Thanks for the info...very helpful but it sucks to hear! I know I for one have made a big deal about the absence of the guidance lines in the cruze's backup camera, but when they are there, it's really helpful especially in crowded parking lots and in inclement weather! 

Maybe it's possible to replace the camera in the cruze with one that has the lines without having to replace the OEM 7" color screen?


----------



## jsusanka (Jan 31, 2011)

dby2011 said:


> This was taken from a USA Today review of a 2013 Mailbu turbo published a day ago: Backup camera without helpful grid lines on the screen. Meyers says Malibu's screen comes from Panasonic, which got into a big fight with the patent holder, lost a lawsuit and now can't use the grid lines without paying "hostage fees.""We'd rather have them, but it would be so costly it doesn't make any sense," he says.
> It would cost a fortune to tear up the Malibu and redesign the dashboard to accept screens, radios and other accessories from other GM models that do have the on-screen guidelines, he says.


Figures software patents should not be legal. Software is nothing but math and math is not patent able. How fricken obvious putting grid lines on a camera. What a joke. That is like Apple patenting a black rounded edge device. They just hand out patents like candy and then let them and the lawyers get the money. Alleged patent infringement is the most expensive litigation around and it does nothing but raise the prices for me and you and create illegal monopolies. 

If you do any kind of coding for a living chances are you infringe on a patent at least once a day. 
The government will not do anything about it because they are money makers.


----------



## obermd (Mar 3, 2012)

This wouldn't be a software patent. Yes, software is used to implement the guide lines, but the concept of the guide lines could be patented (except for the fact that it's been used in cameras for a number of years to line up panoramic photos). So basically unless all the cameras that use guide lines are paying a license fee to the patent holder already it's most likely another monumental screw up by our patent office.


----------



## jblackburn (Apr 14, 2012)

Why do you need a backup camera on a car the size of a shoe? Seriously...if you can't parallel or reverse park a Cruze without technology, you shouldn't be driving. It's got some of the best visibility frontwards/rearwards of any car on the market.


----------



## Jim Frye (Mar 16, 2011)

jblackburn said:


> Why do you need a backup camera on a car the size of a shoe? Seriously...if you can't parallel or reverse park a Cruze without technology, you shouldn't be driving. It's got some of the best visibility frontwards/rearwards of any car on the market.

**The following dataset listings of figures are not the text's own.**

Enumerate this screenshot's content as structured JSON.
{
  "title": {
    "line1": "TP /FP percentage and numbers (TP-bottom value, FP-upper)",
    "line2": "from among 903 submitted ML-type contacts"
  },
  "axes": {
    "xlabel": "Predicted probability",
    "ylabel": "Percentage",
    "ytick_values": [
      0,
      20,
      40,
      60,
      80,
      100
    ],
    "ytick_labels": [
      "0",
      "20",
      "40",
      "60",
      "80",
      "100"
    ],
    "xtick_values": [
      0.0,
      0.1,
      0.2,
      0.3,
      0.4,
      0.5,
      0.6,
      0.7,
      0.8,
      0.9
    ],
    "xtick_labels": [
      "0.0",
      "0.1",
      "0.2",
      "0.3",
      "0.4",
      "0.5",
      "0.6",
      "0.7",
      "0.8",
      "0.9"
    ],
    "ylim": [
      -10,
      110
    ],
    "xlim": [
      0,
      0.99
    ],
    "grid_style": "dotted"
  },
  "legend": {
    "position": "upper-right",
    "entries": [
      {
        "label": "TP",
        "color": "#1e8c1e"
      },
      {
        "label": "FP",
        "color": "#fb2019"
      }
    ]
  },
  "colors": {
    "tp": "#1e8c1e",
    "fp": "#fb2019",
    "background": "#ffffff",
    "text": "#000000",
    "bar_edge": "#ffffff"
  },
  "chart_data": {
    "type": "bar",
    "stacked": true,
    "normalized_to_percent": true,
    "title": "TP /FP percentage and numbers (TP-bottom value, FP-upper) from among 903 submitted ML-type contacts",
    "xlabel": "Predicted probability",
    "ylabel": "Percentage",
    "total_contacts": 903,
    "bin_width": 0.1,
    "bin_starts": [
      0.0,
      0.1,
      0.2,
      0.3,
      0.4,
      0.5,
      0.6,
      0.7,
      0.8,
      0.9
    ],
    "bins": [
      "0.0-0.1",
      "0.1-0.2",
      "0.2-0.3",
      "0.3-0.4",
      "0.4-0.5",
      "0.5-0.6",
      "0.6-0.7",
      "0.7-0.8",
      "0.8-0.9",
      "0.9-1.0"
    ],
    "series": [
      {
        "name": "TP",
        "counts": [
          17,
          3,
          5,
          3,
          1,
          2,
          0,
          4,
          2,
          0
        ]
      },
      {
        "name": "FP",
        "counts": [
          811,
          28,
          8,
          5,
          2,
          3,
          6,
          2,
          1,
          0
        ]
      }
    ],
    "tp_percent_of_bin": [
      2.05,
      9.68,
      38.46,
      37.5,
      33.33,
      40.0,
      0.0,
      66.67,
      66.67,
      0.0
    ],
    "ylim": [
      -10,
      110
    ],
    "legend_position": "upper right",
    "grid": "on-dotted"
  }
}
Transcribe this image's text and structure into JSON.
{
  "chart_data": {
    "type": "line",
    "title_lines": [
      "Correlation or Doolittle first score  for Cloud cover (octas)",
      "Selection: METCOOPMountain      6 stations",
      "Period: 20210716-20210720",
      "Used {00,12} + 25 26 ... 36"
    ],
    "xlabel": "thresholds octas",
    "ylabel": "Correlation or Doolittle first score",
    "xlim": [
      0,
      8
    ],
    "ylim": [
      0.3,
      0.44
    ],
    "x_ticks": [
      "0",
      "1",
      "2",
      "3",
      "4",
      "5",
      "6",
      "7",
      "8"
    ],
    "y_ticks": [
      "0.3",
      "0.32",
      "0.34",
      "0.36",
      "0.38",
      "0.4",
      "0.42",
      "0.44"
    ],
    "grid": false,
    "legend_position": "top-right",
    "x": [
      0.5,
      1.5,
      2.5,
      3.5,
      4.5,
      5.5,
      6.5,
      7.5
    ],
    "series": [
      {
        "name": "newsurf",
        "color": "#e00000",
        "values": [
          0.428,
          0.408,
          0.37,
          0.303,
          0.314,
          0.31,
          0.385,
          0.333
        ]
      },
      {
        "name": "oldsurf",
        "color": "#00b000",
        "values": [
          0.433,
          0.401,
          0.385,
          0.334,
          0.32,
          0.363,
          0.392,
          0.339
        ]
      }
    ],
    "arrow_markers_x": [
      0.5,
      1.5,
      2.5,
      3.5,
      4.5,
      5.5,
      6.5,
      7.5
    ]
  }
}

I agree, but if you are going to do something new in a car, why not do it properly? Other cars in this class have guide lines.


----------



## zr1000a1 (Jan 25, 2012)

jsusanka said:


> Figures software patents should not be legal. Software is nothing but math and math is not patent able.d it does nothing but raise the prices for me and you and create illegal monopolies.
> 
> If you do any kind of coding for a living chances are you infringe on a patent at least once a day.


I understand what you are saying but ultimately have to disagree. People's time, money, and risk should be protected. I also like the tax revenue that companies produce when they take the risk, employ people, and dump money in developing and continuing to develop software and other concepts. 
The system might not be perfect, but neither is Richard Stallman's vision.


----------



## obermd (Mar 3, 2012)

I've seen way too many patents, both software and otherwise, that should never have been issued. The system isn't just not perfect, but it's flat out broken.


----------



## 2013Cruze (Aug 4, 2012)

From what I've read from the 2014 Cruze online owners manual the 2014 Cruze.

The back up camera doesn't have guidance lines.


----------



## Starks8 (Jul 20, 2011)

Not surprised but still disappointed! My guess is that Chevy is using up the supply of the current cameras and radios and we won't see any upgrades related to the camera and/or Mylink software until the 2015's!


----------



## 2013Cruze (Aug 4, 2012)

Starks8 said:


> Not surprised but still disappointed! My guess is that Chevy is using up the supply of the current cameras and radios and we won't see any upgrades related to the camera and/or Mylink software until the 2015's!


It was the Canadian 2014 Cruze Diesel owners manual.

Don't think it will make much difference though.


----------